Ее мать неподвижно стояла рядом. Девочка слышала ее частое прерывистое дыхание. Вцепилась в ее холодную руку. Почувствовала, как полицейский грубо разделяет их, услышала, как мать вопит от отчаяния, увидела, как та кидается к ней, в разорванном платье, со вздыбленными волосами, искривленным ртом, из которого вырывается имя дочери. Она попыталась поймать ее руку, но мужчины оттолкнули ее с такой силой, что она упала на колени. Мать отбивалась, как дикий зверь, на краткий миг одолела полицейских, и девочка увидела, как возродилась ее настоящая мама, женщина сильная и страстная, которой она так восхищалась и которой ей так не хватало. В последний раз она ощутила руки матери, ласковое прикосновение к лицу ее густых волос. Внезапно их ослепили потоки холодной воды. Отплевываясь и пытаясь глотнуть воздуха, она открыла глаза и увидела, как двое мужчин тащат ее мать за ворот насквозь промокшего платья.
Ей показалось, что все это длилось часы. Растерянные дети в слезах. Ведра воды, которую выплескивали им в лицо. Избитые женщины, которым больше нечего было терять, и они шли на все. Глухие удары. Но девочка знала, что на самом деле все закончилось очень быстро.

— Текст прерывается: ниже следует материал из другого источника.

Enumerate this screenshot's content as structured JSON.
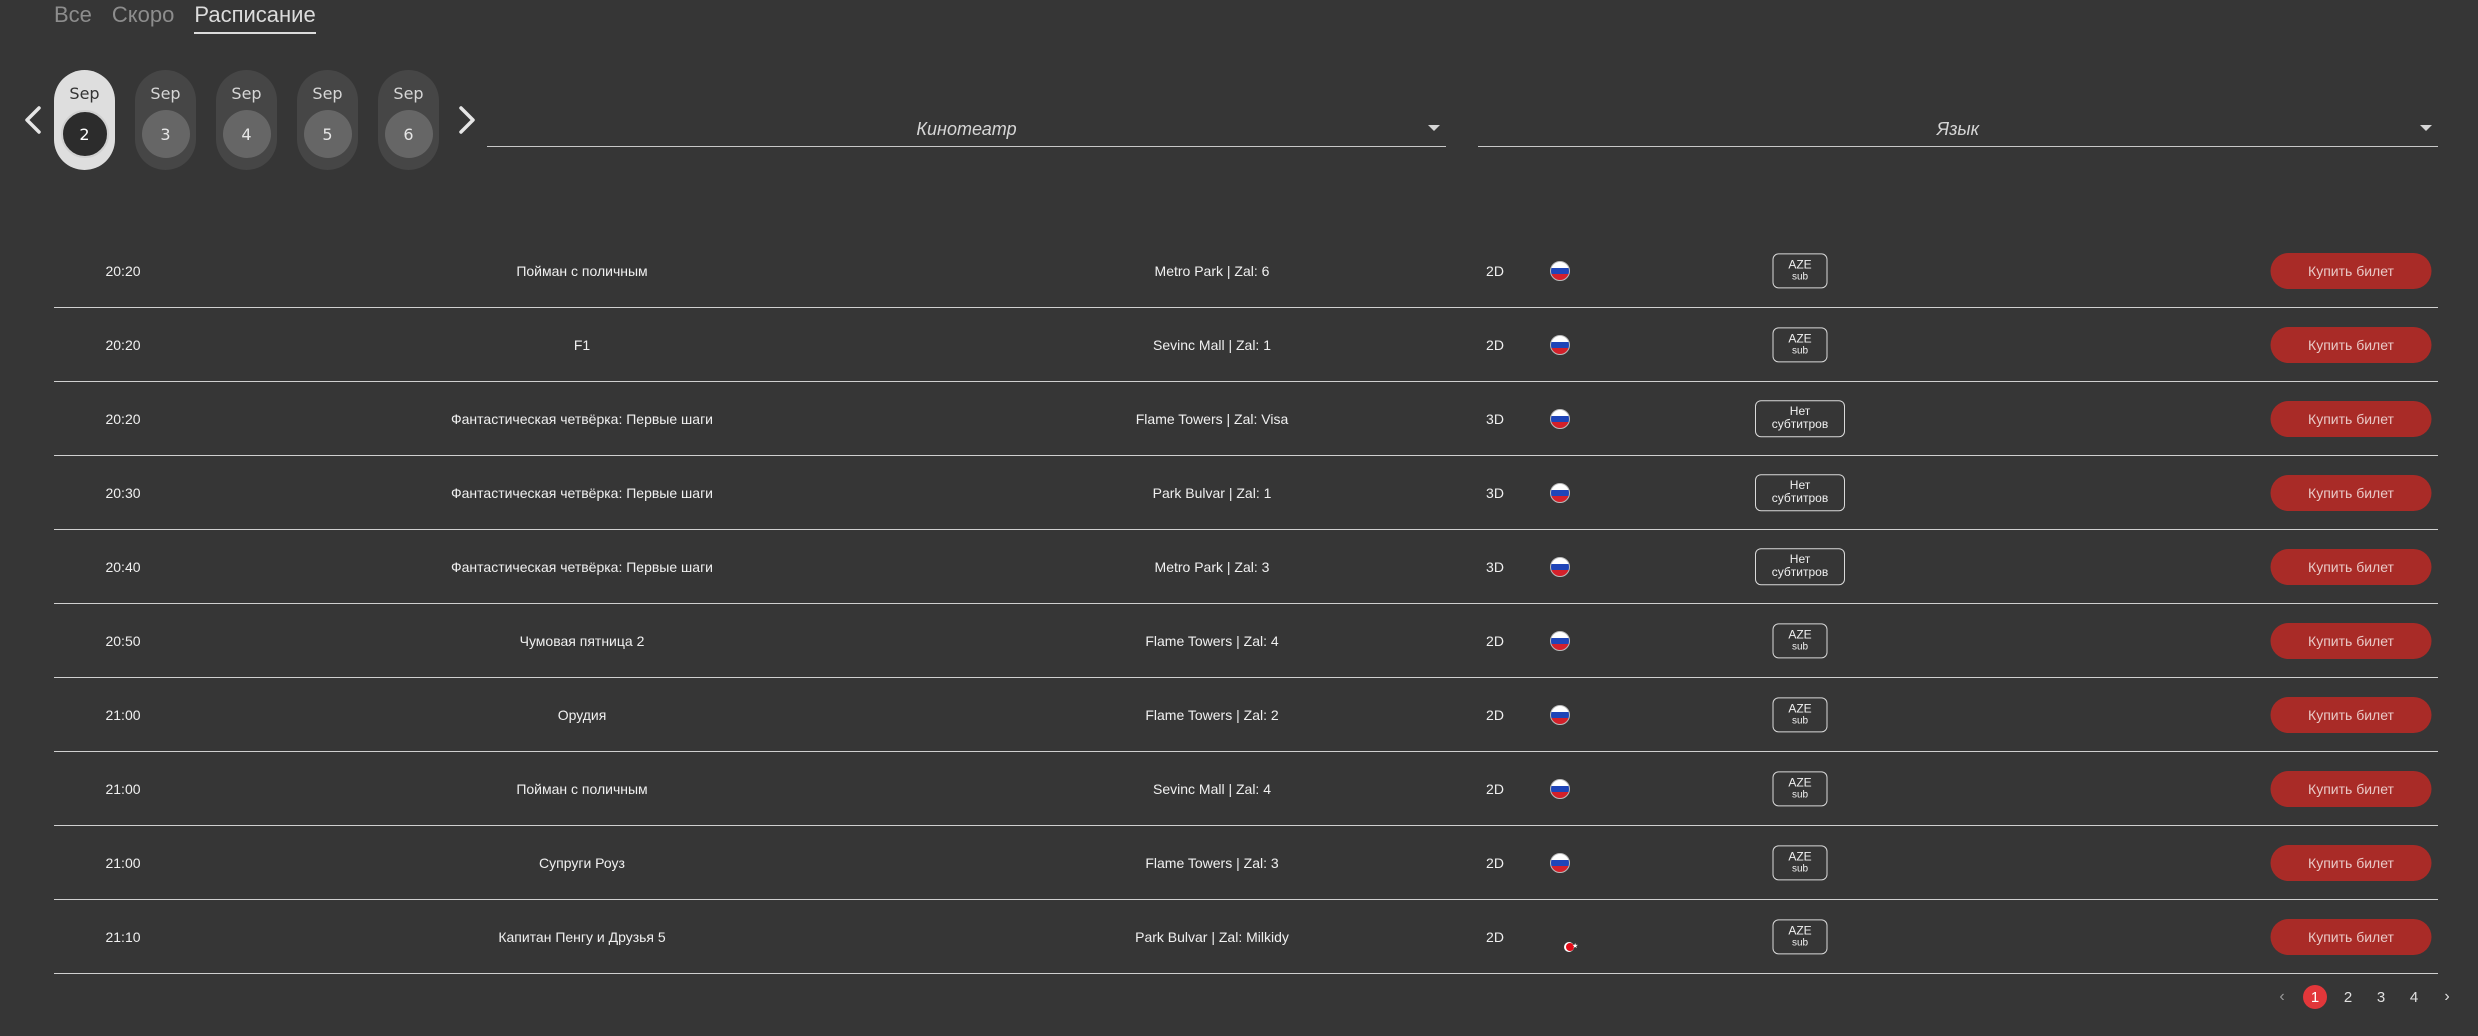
{
  "tabs": [
    {
      "label": "Все",
      "active": false
    },
    {
      "label": "Скоро",
      "active": false
    },
    {
      "label": "Расписание",
      "active": true
    }
  ],
  "dates": [
    {
      "month": "Sep",
      "day": "2",
      "selected": true
    },
    {
      "month": "Sep",
      "day": "3",
      "selected": false
    },
    {
      "month": "Sep",
      "day": "4",
      "selected": false
    },
    {
      "month": "Sep",
      "day": "5",
      "selected": false
    },
    {
      "month": "Sep",
      "day": "6",
      "selected": false
    }
  ],
  "filters": {
    "cinema_label": "Кинотеатр",
    "language_label": "Язык"
  },
  "schedule": [
    {
      "time": "20:20",
      "title": "Пойман с поличным",
      "cinema": "Metro Park | Zal: 6",
      "format": "2D",
      "flag": "ru",
      "sub": [
        "AZE",
        "sub"
      ],
      "button": "Купить билет"
    },
    {
      "time": "20:20",
      "title": "F1",
      "cinema": "Sevinc Mall | Zal: 1",
      "format": "2D",
      "flag": "ru",
      "sub": [
        "AZE",
        "sub"
      ],
      "button": "Купить билет"
    },
    {
      "time": "20:20",
      "title": "Фантастическая четвёрка: Первые шаги",
      "cinema": "Flame Towers | Zal: Visa",
      "format": "3D",
      "flag": "ru",
      "sub": [
        "Нет",
        "субтитров"
      ],
      "button": "Купить билет"
    },
    {
      "time": "20:30",
      "title": "Фантастическая четвёрка: Первые шаги",
      "cinema": "Park Bulvar | Zal: 1",
      "format": "3D",
      "flag": "ru",
      "sub": [
        "Нет",
        "субтитров"
      ],
      "button": "Купить билет"
    },
    {
      "time": "20:40",
      "title": "Фантастическая четвёрка: Первые шаги",
      "cinema": "Metro Park | Zal: 3",
      "format": "3D",
      "flag": "ru",
      "sub": [
        "Нет",
        "субтитров"
      ],
      "button": "Купить билет"
    },
    {
      "time": "20:50",
      "title": "Чумовая пятница 2",
      "cinema": "Flame Towers | Zal: 4",
      "format": "2D",
      "flag": "ru",
      "sub": [
        "AZE",
        "sub"
      ],
      "button": "Купить билет"
    },
    {
      "time": "21:00",
      "title": "Орудия",
      "cinema": "Flame Towers | Zal: 2",
      "format": "2D",
      "flag": "ru",
      "sub": [
        "AZE",
        "sub"
      ],
      "button": "Купить билет"
    },
    {
      "time": "21:00",
      "title": "Пойман с поличным",
      "cinema": "Sevinc Mall | Zal: 4",
      "format": "2D",
      "flag": "ru",
      "sub": [
        "AZE",
        "sub"
      ],
      "button": "Купить билет"
    },
    {
      "time": "21:00",
      "title": "Супруги Роуз",
      "cinema": "Flame Towers | Zal: 3",
      "format": "2D",
      "flag": "ru",
      "sub": [
        "AZE",
        "sub"
      ],
      "button": "Купить билет"
    },
    {
      "time": "21:10",
      "title": "Капитан Пенгу и Друзья 5",
      "cinema": "Park Bulvar | Zal: Milkidy",
      "format": "2D",
      "flag": "tr",
      "sub": [
        "AZE",
        "sub"
      ],
      "button": "Купить билет"
    }
  ],
  "pagination": {
    "pages": [
      "1",
      "2",
      "3",
      "4"
    ],
    "current": "1",
    "prev_icon": "chevron-left-icon",
    "next_icon": "chevron-right-icon"
  },
  "colors": {
    "background": "#363636",
    "buy_button": "#a92b27",
    "active_page": "#e2373a"
  }
}
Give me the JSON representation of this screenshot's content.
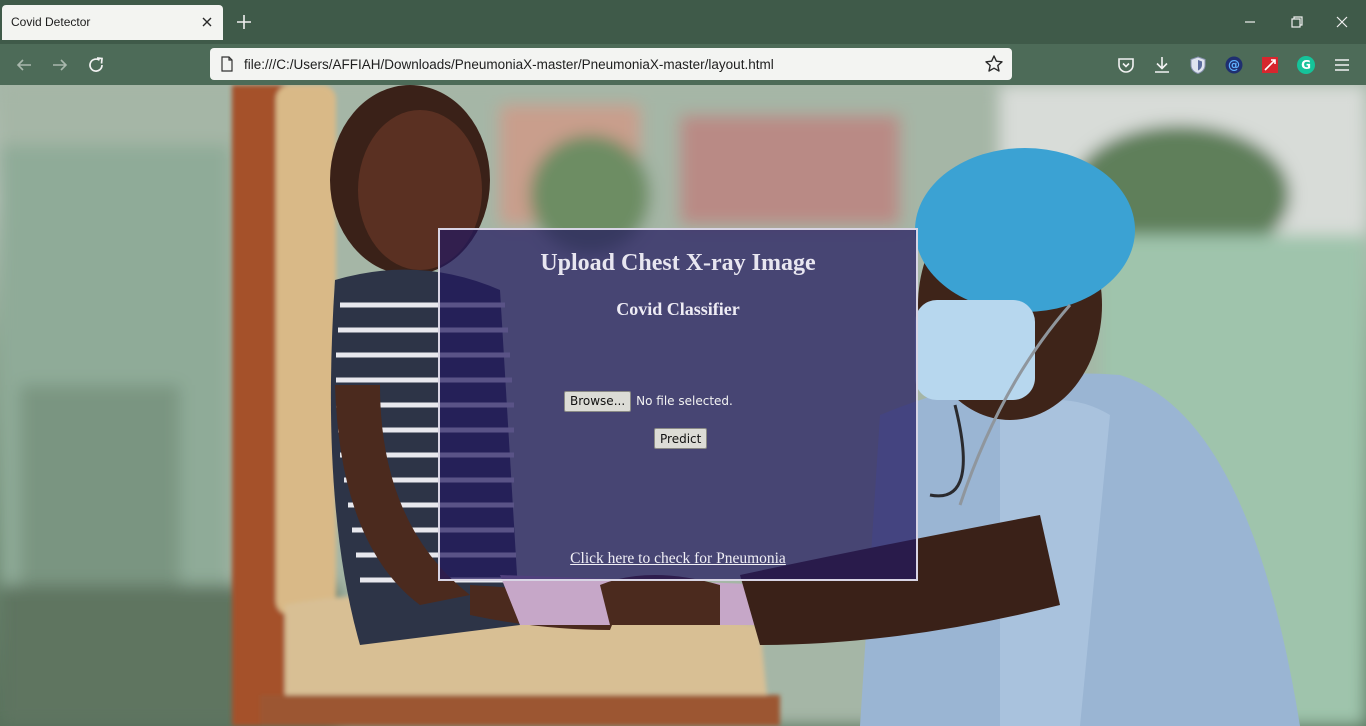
{
  "browser": {
    "tab_title": "Covid Detector",
    "url": "file:///C:/Users/AFFIAH/Downloads/PneumoniaX-master/PneumoniaX-master/layout.html"
  },
  "toolbar": {
    "icons": [
      "back-icon",
      "forward-icon",
      "reload-icon",
      "page-icon",
      "bookmark-star-icon",
      "pocket-icon",
      "download-icon",
      "shield-extension-icon",
      "at-extension-icon",
      "red-extension-icon",
      "grammarly-extension-icon",
      "menu-icon"
    ]
  },
  "card": {
    "title": "Upload Chest X-ray Image",
    "subtitle": "Covid Classifier",
    "browse_label": "Browse...",
    "file_status": "No file selected.",
    "predict_label": "Predict",
    "link_text": "Click here to check for Pneumonia"
  },
  "colors": {
    "chrome": "#3f5a49",
    "card_background": "#23195f",
    "card_border": "#d8d4e4"
  }
}
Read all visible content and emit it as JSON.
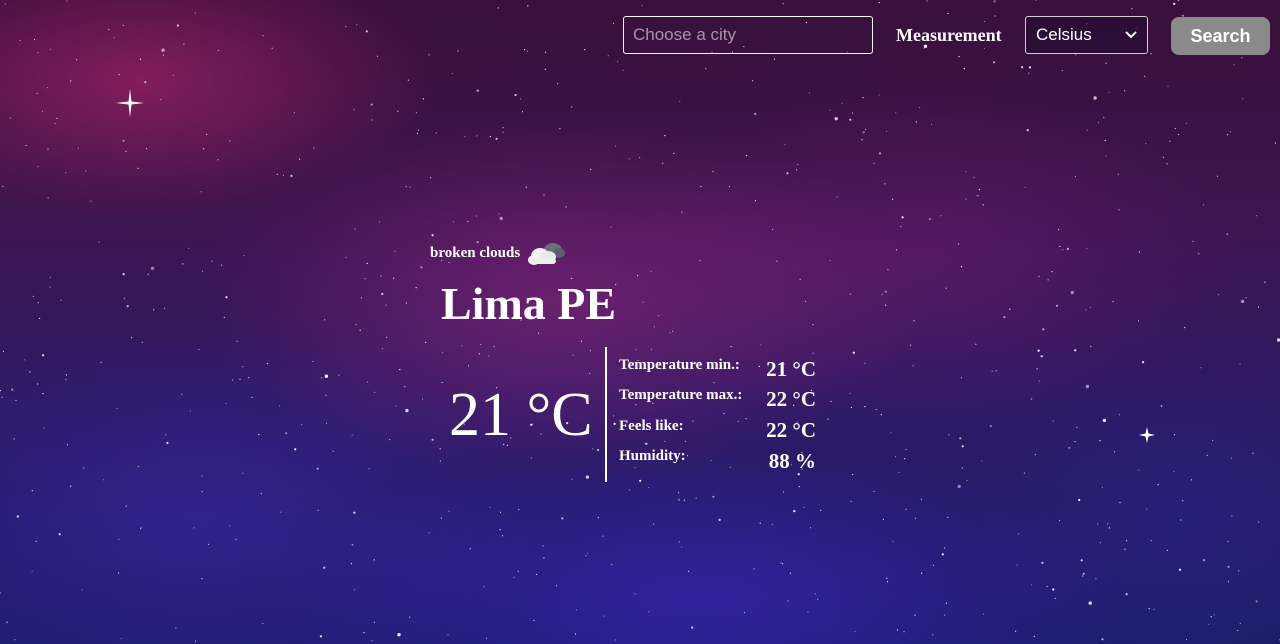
{
  "search": {
    "placeholder": "Choose a city",
    "value": ""
  },
  "measurement": {
    "label": "Measurement",
    "selected": "Celsius"
  },
  "search_button": {
    "label": "Search",
    "color": "#8a8a8a"
  },
  "weather": {
    "condition": "broken clouds",
    "condition_icon": "broken-clouds-icon",
    "city": "Lima PE",
    "temperature": "21 °C",
    "stats": [
      {
        "label": "Temperature min.:",
        "value": "21 °C"
      },
      {
        "label": "Temperature max.:",
        "value": "22 °C"
      },
      {
        "label": "Feels like:",
        "value": "22 °C"
      },
      {
        "label": "Humidity:",
        "value": "88 %"
      }
    ]
  }
}
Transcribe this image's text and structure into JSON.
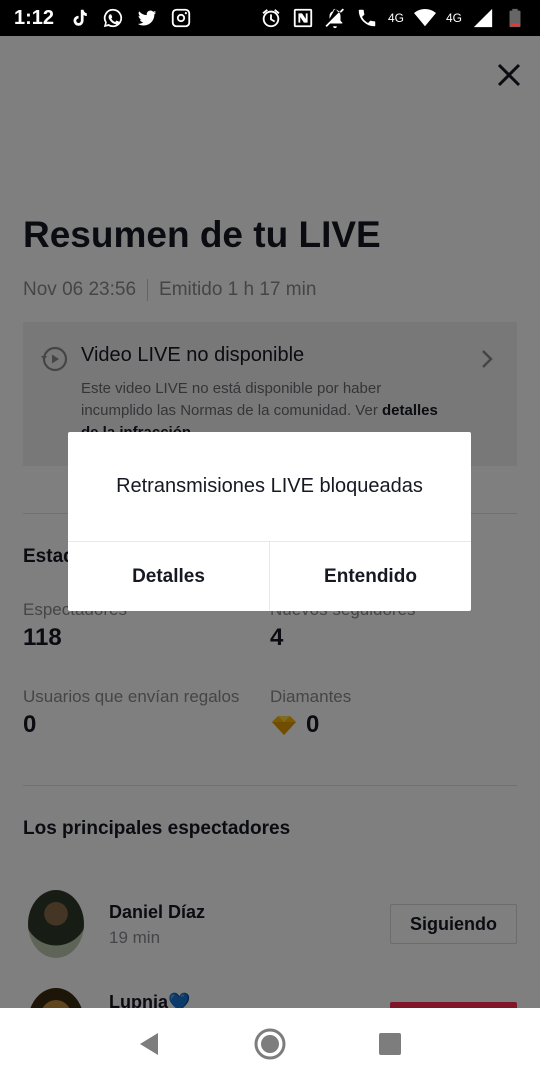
{
  "status_bar": {
    "time": "1:12",
    "network_label": "4G",
    "lte_label": "4G",
    "icons_left": [
      "tiktok-icon",
      "whatsapp-icon",
      "twitter-icon",
      "instagram-icon"
    ],
    "icons_right": [
      "alarm-icon",
      "nfc-icon",
      "mute-icon",
      "call-icon",
      "wifi-icon",
      "signal-icon",
      "battery-icon"
    ]
  },
  "page": {
    "title": "Resumen de tu LIVE",
    "date": "Nov 06 23:56",
    "duration": "Emitido 1 h 17 min"
  },
  "notice": {
    "title": "Video LIVE no disponible",
    "body": "Este video LIVE no está disponible por haber incumplido las Normas de la comunidad. Ver",
    "link": "detalles de la infracción"
  },
  "stats": {
    "section_title": "Estadísticas",
    "viewers_label": "Espectadores",
    "viewers_value": "118",
    "followers_label": "Nuevos seguidores",
    "followers_value": "4",
    "gifters_label": "Usuarios que envían regalos",
    "gifters_value": "0",
    "diamonds_label": "Diamantes",
    "diamonds_value": "0"
  },
  "top_viewers": {
    "section_title": "Los principales espectadores",
    "items": [
      {
        "name": "Daniel Díaz",
        "time": "19 min",
        "button": "Siguiendo"
      },
      {
        "name": "Lupnia💙",
        "time": "",
        "button": ""
      }
    ]
  },
  "dialog": {
    "message": "Retransmisiones LIVE bloqueadas",
    "left_button": "Detalles",
    "right_button": "Entendido"
  },
  "colors": {
    "overlay": "#000000",
    "accent_red": "#fe2c55",
    "diamond": "#f5b700"
  }
}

Опять воцарилась тишина. Все было сделано. Толпа детей стояла в одной стороне, женщины в другой. А между ними – непреодолимая стена из полицейских, которые без конца повторяли, что матери и дети старше двенадцати лет отправятся первыми, а младшие останутся здесь еще на неделю, прежде чем к ним присоединятся. Отцы уже отправлены, добавляли они. Все должны подчиняться и оказывать содействие.
Она увидела мать среди других женщин. Та смотрела на нее с легкой ободряющей улыбкой, словно хотела сказать: «Вот увидишь, доченька, все у нас будет хорошо, раз полиция так говорит. Вы присоединитесь к нам через несколько дней. Не тревожься, милая моя».
Ворота лагеря открылись, и женщины вышли. Длинная вереница двинулась направо по дороге, которая шла через деревню и вела к вокзалу. Лицо матери обернулось к ней в последний раз.
Потом оно исчезло.
– Сегодня у нас «хороший» день, мадам Тезак, – сказала мне Вероника с широкой улыбкой, когда я зашла в белую, залитую солнцем комнату.
Она была одной из медсестер, ухаживающих за Мамэ в чистеньком и веселом доме для престарелых – в Семнадцатом округе, в двух шагах от парка Монсо.
– Не называйте ее мадам Тезак, – рявкнула бабушка Бертрана. – Она этого терпеть не может. Зовите ее мисс Джармонд.
Я невольно улыбнулась. Вероника была очень смущена.
– Так или иначе, но мадам Тезак – это я, – заявила старая дама с долей надменности и пренебрежения по отношению к другой мадам Тезак, ее снохе Колетт, матери Бертрана.
Как же это похоже на Мамэ, подумала я. Вечно мятежная, даже в таком возрасте. Ее настоящее имя было Мишлина, но она его ненавидела. А потому никто никогда не называл ее по имени.
– Мне очень жаль, – смиренно извинилась Вероника.
Я положила руку ей на плечо:
– Не страшно. Просто я не использую фамилию мужа.
– Американские штучки, – пояснила Мамэ. – Мисс Джармонд – американка.